If it’s diluted in the air outdoors, humans and animals are not negatively affected. However, if radon gets into your property for long periods undetected, it poses a health risk.
All homes and offices have some level of radon. The question is how much─and the only way to find out is to test for it.
why test for radon
In confined spaces like a house, condo, apartment, office, or commercial building, radon can build up to high levels and over time become a health risk.

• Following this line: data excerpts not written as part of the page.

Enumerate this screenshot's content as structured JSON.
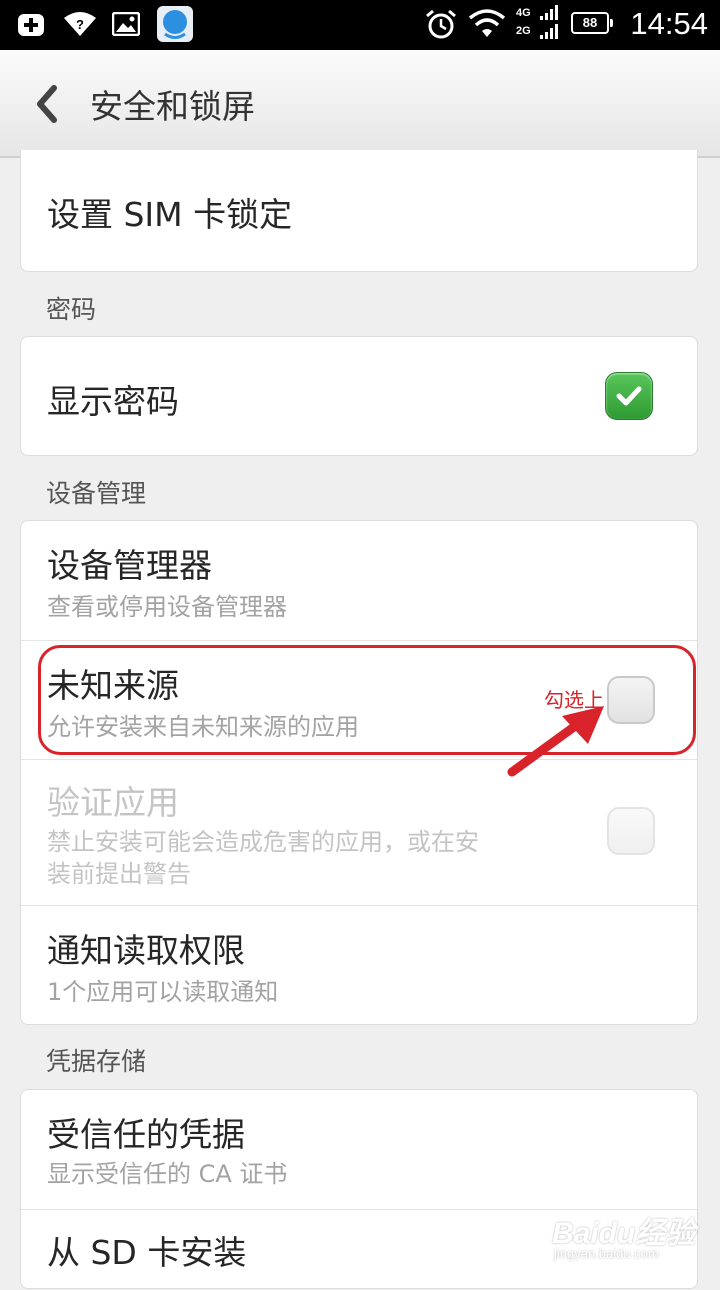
{
  "status_bar": {
    "time": "14:54",
    "battery": "88",
    "network_top": "4G",
    "network_bottom": "2G"
  },
  "header": {
    "title": "安全和锁屏"
  },
  "sections": {
    "sim": {
      "title": "设置 SIM 卡锁定"
    },
    "password_label": "密码",
    "show_password": {
      "title": "显示密码",
      "checked": true
    },
    "device_label": "设备管理",
    "device_admin": {
      "title": "设备管理器",
      "subtitle": "查看或停用设备管理器"
    },
    "unknown_sources": {
      "title": "未知来源",
      "subtitle": "允许安装来自未知来源的应用",
      "checked": false
    },
    "verify_apps": {
      "title": "验证应用",
      "subtitle_line1": "禁止安装可能会造成危害的应用，或在安",
      "subtitle_line2": "装前提出警告",
      "checked": false,
      "enabled": false
    },
    "notification_access": {
      "title": "通知读取权限",
      "subtitle": "1个应用可以读取通知"
    },
    "credential_label": "凭据存储",
    "trusted_creds": {
      "title": "受信任的凭据",
      "subtitle": "显示受信任的 CA 证书"
    },
    "install_sd": {
      "title": "从 SD 卡安装"
    }
  },
  "annotation": {
    "text": "勾选上",
    "color": "#d8232a"
  },
  "watermark": {
    "logo": "Baidu经验",
    "url": "jingyan.baidu.com"
  },
  "colors": {
    "accent_green": "#3fae42",
    "annotation_red": "#d8232a"
  }
}
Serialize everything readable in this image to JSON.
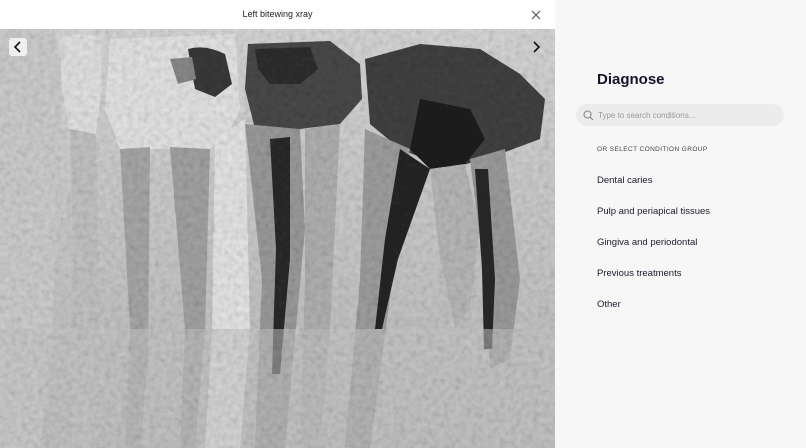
{
  "viewer": {
    "title": "Left bitewing xray"
  },
  "icons": {
    "close": "close-icon",
    "prev": "chevron-left-icon",
    "next": "chevron-right-icon",
    "search": "search-icon"
  },
  "panel": {
    "title": "Diagnose",
    "search": {
      "value": "",
      "placeholder": "Type to search conditions..."
    },
    "group_heading": "OR SELECT CONDITION GROUP",
    "groups": [
      {
        "label": "Dental caries"
      },
      {
        "label": "Pulp and periapical tissues"
      },
      {
        "label": "Gingiva and periodontal"
      },
      {
        "label": "Previous treatments"
      },
      {
        "label": "Other"
      }
    ]
  }
}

The current Canadian guideline for acceptable radon levels is less than 200 Becquerels per cubic meter (Bq/m3).
Long-term exposure to high levels of radon damages the DNA in our lung tissue and can lead to increased lung cancer risk.
- According to Health Canada, over 1 million Canadian homes have very high radon levels.
- Alberta and Saskatchewan have the second highest radon levels in the world, after Poland.
- Radon exposure is the number one cause of lung cancer in non-smokers.
- In Canada, 16% of lung cancers are estimated to be related to radon exposure, resulting in more than 3,200 lung cancer deaths each year.
- Radon-related lung cancer accounts for more deaths in Canada annually than vehicle collisions, house fires, carbon monoxide poisoning, and drowning combined.
- People who smoke and are exposed to elevated levels of radon are at an even higher risk – the chance of getting lung cancer jumps from 1 in 10 to 1 in 3, more than tripling the risk from prolonged radon exposure.